Premio Strega 2020: Almarina - di Valeria Parrella

Almarina e'  nella sestina finalista del Premio Strega 2020, secondo a pari merito con Gianrico Carofiglio, uno dei favoriti per questa finale e uno dei beniamini dei lettori italiani in generale. 

L'autrice di Almarina, Valeria Parrella, e' un nome gia' noto - come scrittrice, ma anche giornalista e sceneggiatrice teatrale. Forse anche per questo e'  tra i finalisti - in rappresentanza delle tanto amate "quote rosa" - gia' per la seconda volta.

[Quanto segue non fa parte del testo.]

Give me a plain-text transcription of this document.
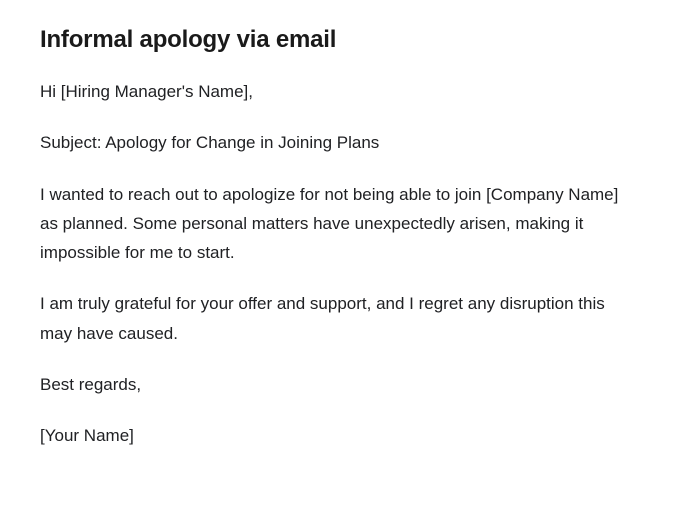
Informal apology via email

Hi [Hiring Manager's Name],

Subject: Apology for Change in Joining Plans

I wanted to reach out to apologize for not being able to join [Company Name] as planned. Some personal matters have unexpectedly arisen, making it impossible for me to start.

I am truly grateful for your offer and support, and I regret any disruption this may have caused.

Best regards,

[Your Name]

Il libro ha una storia interessante, se non contundente, anche per l'ambientazione: il carcere minorile di Napoli, a Nisida. Qui ogni giorno Elisabetta Maiorano, insegnante di matermatica, si reca per fare lezione a ragazzi e ragazze detenuti in attesa o di un trasferimento o semplicemente di scontare la pena prevista. Ma anche Elisabetta sembra scontare una sua personalissima pena, la pena di vivere senza il marito, morto all'improvviso, senza neanche lasciarle un figlio a farle compagnia. E' per fuggire da questa solitudine che Elisabetta si rifugia - paradossalmente - in carcere.
Ed e' qui che incontra la piccola romena Almarina, a sua volta fuggita dal suo paese e dalle violenze paterne solo per dover subire altre violenze, da altri uomini. Elisabetta scopre cosi' l'amore materno e a poco a poco riesce anche ad allontanare i suoi fantasmi.

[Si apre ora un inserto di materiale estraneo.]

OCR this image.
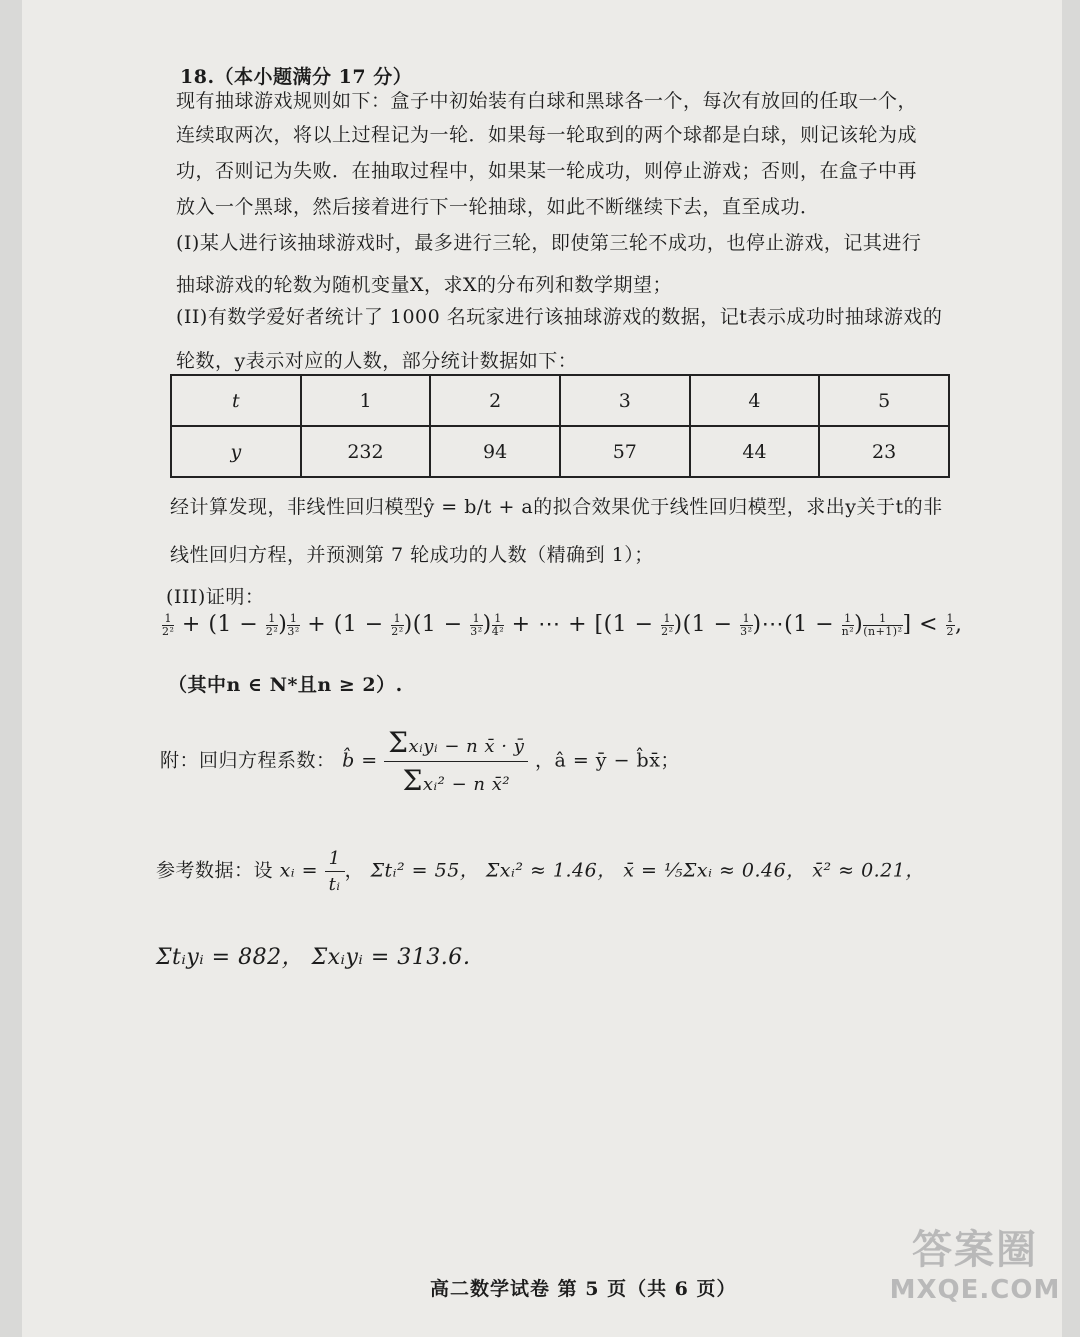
18.（本小题满分 17 分）
现有抽球游戏规则如下：盒子中初始装有白球和黑球各一个，每次有放回的任取一个，
连续取两次，将以上过程记为一轮．如果每一轮取到的两个球都是白球，则记该轮为成
功，否则记为失败．在抽取过程中，如果某一轮成功，则停止游戏；否则，在盒子中再
放入一个黑球，然后接着进行下一轮抽球，如此不断继续下去，直至成功．
(I)某人进行该抽球游戏时，最多进行三轮，即使第三轮不成功，也停止游戏，记其进行
抽球游戏的轮数为随机变量X，求X的分布列和数学期望；
(II)有数学爱好者统计了 1000 名玩家进行该抽球游戏的数据，记t表示成功时抽球游戏的
轮数，y表示对应的人数，部分统计数据如下：
t	1	2	3	4	5
y	232	94	57	44	23
经计算发现，非线性回归模型ŷ = b/t + a的拟合效果优于线性回归模型，求出y关于t的非
线性回归方程，并预测第 7 轮成功的人数（精确到 1）；
(III)证明：
$\frac{1}{\text{2²}} + (1 - \frac{1}{\text{2²}}$ ) $\frac{1}{\text{3²}} + (1 - \frac{1}{\text{2²}} )(1 - \frac{1}{\text{3²}}$ ) $\frac{1}{\text{4²}}$ + ⋯ + [$(1 - \frac{1}{\text{2²}} )(1 - \frac{1}{\text{3²}}$ )⋯(1 − $\frac{1}{\text{n²}}$ ) $\frac{1}{\text{(n+1)²}}$ ] < $\frac{1}{2}$ ,
（其中n ∈ N*且n ≥ 2）.
附：回归方程系数： b̂ = $\frac{\text{Σxᵢyᵢ − n x̄ · ȳ}}{\text{Σxᵢ² − n x̄²}}$ ，â = ȳ − b̂x̄；
参考数据：设 xᵢ = $\frac{1}{\text{tᵢ}}$ ， Σtᵢ² = 55， Σxᵢ² ≈ 1.46， x̄ = ⅕Σxᵢ ≈ 0.46， x̄² ≈ 0.21，
Σtᵢyᵢ = 882， Σxᵢyᵢ = 313.6．
高二数学试卷 第 5 页（共 6 页）
答案圈
MXQE.COM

La storia e' molto intimista, anche per lo stile lirico che l'accompagna. Solo che non si capisce mai bene dove Parrella voglia arrivare. E' un racconto che punta l'indice contro il maschio della specie? E' una denuncia della difficolta' di adottare un figlio? E' un modo per far conoscere la realta' dei carceri minorili? E' un esperimento letterario, che mischia diversi livelli di lirismo con scritti dal carcere e discese verso il napoletano parlato? Il punto e' proprio questo: non si capisce. Potrebbe essere addirittura un esperimento lasciato in un cassetto e tirato fuori ora, che la notorieta' lo permette.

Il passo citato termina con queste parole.